Im Falle des heutigen Bier des Tages, dem Rawetzer Weißbier dunkel der Brauerei Nothhaft stünde dann:
„Zutaten: Wasser, Weizenmalz, Gerstenmalz, Hopfen, Hefe, Farbstoff Röstmalzbier“
Wo wäre das Problem? Außer, dass Brauerbünde nicht mehr mantraartig von der Farbstoffreiheit deutscher Biere salbadern könnten. Im Falle das dunklen Rawetzer Weißbiers fällt auf, dass die Röstaromen für so ein dunkles Bier eher angenehm mild daherkommen. Eine deutliche Röstbittere und auch mehr Säure sind ja sozusagen Nebenwirkung von Röstmalzen. Das ist beim Bier nicht anders als bei der Schokolade oder beim Kaffee. Will man die umgehen, hilft man mit Röstmalzbier nach. Dunklere Farbe, weniger Bittere. Die würde sich auch mit dem fruchtigen Aroma nach reifer Banane beißen. Dazu kommt eine schöne Würze. Nicht schlecht! Und dem einen oder anderen wird es sicher besonders gefallen, weil es eben nicht ganz so schwer in seiner Aromatik ist. Auch bei ratebeer kommt das mit Röstmalzbier gefärbte Rawetzer Weißbier dunkel nicht schlecht weg.
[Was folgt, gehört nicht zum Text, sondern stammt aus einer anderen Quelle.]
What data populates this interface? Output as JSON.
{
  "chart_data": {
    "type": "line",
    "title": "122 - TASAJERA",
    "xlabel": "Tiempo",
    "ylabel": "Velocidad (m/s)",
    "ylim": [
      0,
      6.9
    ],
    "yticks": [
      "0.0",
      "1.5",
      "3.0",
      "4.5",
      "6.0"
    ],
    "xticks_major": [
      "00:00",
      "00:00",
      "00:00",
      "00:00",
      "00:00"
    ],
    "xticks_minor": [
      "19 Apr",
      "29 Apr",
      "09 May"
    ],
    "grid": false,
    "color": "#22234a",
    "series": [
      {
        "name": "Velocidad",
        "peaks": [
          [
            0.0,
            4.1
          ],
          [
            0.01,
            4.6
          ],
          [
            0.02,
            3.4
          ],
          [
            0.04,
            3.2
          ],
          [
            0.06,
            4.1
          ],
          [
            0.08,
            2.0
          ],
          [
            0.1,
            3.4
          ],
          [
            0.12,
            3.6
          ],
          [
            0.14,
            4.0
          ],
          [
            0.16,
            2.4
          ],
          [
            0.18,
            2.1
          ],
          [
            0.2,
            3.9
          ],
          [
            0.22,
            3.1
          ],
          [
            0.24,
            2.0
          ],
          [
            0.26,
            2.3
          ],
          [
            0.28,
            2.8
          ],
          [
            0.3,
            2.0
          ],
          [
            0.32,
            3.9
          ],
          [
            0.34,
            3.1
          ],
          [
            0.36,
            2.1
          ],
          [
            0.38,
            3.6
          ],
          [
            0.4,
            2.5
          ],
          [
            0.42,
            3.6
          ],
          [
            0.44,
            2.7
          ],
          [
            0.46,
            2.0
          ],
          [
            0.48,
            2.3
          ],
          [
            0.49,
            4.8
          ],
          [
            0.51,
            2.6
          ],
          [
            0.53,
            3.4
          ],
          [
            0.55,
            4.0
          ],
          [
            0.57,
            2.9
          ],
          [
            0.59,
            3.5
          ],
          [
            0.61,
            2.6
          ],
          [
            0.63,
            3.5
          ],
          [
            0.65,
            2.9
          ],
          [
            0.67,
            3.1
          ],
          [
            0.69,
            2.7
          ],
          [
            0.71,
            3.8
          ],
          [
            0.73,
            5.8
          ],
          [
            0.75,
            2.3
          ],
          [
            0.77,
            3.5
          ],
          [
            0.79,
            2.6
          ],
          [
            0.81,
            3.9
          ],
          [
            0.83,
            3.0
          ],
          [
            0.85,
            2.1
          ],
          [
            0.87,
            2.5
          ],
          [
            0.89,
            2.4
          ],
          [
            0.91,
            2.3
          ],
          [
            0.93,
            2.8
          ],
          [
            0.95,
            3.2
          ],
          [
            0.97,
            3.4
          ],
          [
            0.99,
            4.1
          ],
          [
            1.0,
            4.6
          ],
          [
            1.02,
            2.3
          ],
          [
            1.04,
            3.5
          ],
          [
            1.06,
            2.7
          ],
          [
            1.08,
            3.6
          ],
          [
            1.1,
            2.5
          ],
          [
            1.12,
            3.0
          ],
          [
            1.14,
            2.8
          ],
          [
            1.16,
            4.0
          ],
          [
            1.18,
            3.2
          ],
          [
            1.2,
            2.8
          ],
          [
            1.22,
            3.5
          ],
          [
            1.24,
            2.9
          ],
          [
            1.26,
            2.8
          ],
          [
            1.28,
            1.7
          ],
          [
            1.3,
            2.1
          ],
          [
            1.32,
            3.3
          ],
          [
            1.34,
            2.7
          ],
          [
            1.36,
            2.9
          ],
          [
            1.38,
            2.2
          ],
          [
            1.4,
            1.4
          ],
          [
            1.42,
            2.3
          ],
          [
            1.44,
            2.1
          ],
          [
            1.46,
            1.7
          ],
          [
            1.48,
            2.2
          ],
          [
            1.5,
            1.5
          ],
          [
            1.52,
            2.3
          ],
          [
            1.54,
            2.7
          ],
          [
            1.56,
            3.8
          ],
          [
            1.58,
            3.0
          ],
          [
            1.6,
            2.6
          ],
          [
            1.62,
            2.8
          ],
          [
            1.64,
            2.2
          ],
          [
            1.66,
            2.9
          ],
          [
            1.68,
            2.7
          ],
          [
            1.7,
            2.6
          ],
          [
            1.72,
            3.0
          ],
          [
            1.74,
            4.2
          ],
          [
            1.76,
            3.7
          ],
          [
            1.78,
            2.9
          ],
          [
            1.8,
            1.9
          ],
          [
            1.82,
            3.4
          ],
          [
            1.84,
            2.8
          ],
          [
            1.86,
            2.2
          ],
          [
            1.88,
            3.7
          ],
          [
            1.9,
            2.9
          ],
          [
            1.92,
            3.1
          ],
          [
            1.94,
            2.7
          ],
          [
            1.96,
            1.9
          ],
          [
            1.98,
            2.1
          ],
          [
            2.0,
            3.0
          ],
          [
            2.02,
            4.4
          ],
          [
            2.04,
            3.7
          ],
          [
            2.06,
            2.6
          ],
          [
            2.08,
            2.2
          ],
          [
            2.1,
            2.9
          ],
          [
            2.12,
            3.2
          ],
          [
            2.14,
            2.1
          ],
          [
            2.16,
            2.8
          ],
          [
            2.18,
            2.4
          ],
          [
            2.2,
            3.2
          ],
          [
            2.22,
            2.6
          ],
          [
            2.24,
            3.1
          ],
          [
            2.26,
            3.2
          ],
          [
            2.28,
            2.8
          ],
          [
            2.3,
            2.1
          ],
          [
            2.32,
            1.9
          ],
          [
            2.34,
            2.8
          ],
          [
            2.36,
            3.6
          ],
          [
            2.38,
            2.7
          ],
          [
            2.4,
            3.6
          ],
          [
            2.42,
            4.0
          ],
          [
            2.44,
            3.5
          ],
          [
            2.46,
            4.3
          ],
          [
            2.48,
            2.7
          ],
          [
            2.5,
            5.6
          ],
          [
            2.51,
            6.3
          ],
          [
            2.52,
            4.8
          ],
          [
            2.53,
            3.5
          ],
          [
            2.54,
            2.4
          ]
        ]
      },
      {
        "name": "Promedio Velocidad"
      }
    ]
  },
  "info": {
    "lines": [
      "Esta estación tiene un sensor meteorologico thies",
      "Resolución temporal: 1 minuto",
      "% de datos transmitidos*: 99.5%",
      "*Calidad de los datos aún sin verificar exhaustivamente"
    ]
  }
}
Ich würde es ja auch wieder trinken. Wie gesagt, warum auch nicht. Wenn ich als Konsument weiß, was drin ist, kann ich frei entscheiden. Würde man aber eine Umfrage starten, was man sich unter Röstmalzbier vorzustellen hätte, würden die meisten Konsumenten allerdings nicht antworten können. Man möchte manchmal fast meinen, diese Unwissenheit in Sachen Bier und seine Inhaltsstoffe sei vonseiten des bayerischen Brauerbundes gewollt …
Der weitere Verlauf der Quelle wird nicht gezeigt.